If MIME protocols had built in extensions that were the equivalant of a "No
Soliciting" sign, and were backed up by law, could that work?
The spammers have no interest in putting an "I am a solicitor" sign
anywhere in their message, and solicitors in your building do not
wear anything special in order to see the sign. They have to use
their own brain, and received messages depend on the recipient's
brains to view the message. In fact, spammers do their best to look
like a friend or someone you know and will accept into your space.

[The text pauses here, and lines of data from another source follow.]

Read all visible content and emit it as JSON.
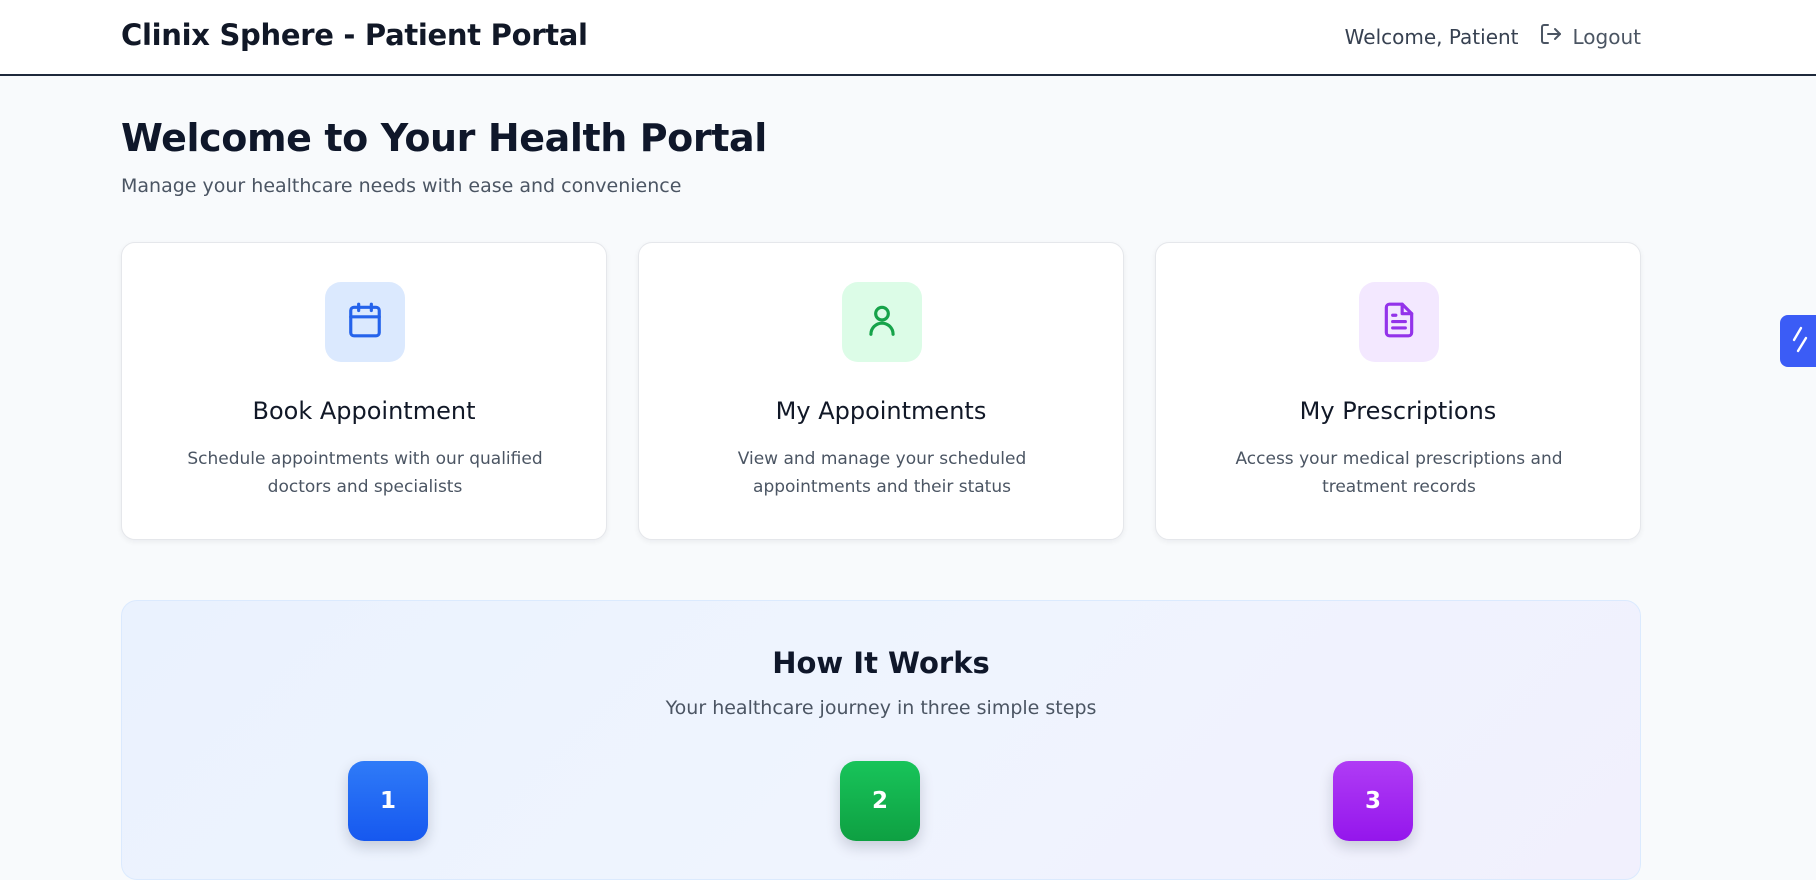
{
  "header": {
    "title": "Clinix Sphere - Patient Portal",
    "welcome": "Welcome, Patient",
    "logout_label": "Logout",
    "logout_icon": "logout-icon"
  },
  "main": {
    "title": "Welcome to Your Health Portal",
    "subtitle": "Manage your healthcare needs with ease and convenience"
  },
  "cards": [
    {
      "title": "Book Appointment",
      "description": "Schedule appointments with our qualified doctors and specialists",
      "icon": "calendar-icon",
      "icon_bg": "#dbe9fe",
      "icon_color": "#2563eb"
    },
    {
      "title": "My Appointments",
      "description": "View and manage your scheduled appointments and their status",
      "icon": "user-icon",
      "icon_bg": "#dcfce7",
      "icon_color": "#16a34a"
    },
    {
      "title": "My Prescriptions",
      "description": "Access your medical prescriptions and treatment records",
      "icon": "document-icon",
      "icon_bg": "#f3e8ff",
      "icon_color": "#9333ea"
    }
  ],
  "how_it_works": {
    "title": "How It Works",
    "subtitle": "Your healthcare journey in three simple steps",
    "steps": [
      {
        "number": "1",
        "color": "#1d6cf5"
      },
      {
        "number": "2",
        "color": "#12b04c"
      },
      {
        "number": "3",
        "color": "#a121f0"
      }
    ]
  },
  "side_widget": {
    "icon": "lightning-icon",
    "color": "#3b5cf6"
  }
}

MIME is only seen by the recipient's software after the message has
been accepted for delivery, unless you search the whole body of the
message for some hidden clues.
The protocol is more like "hide and seek" combined with "catch me if
you can" than anything else.
Mail is "whole-message-store-and-forward" so there is no dialog
between sender and recipient before delivery is completed.
So, the equivalent of such a sign only exists in my filters, which do
not look for "I am a solicitor" signs in the incoming message. They
look for more useful things like "cn.net" or "com.ru" or "com.cn"
which are useful surrogates for "I am a Solicitor" signs.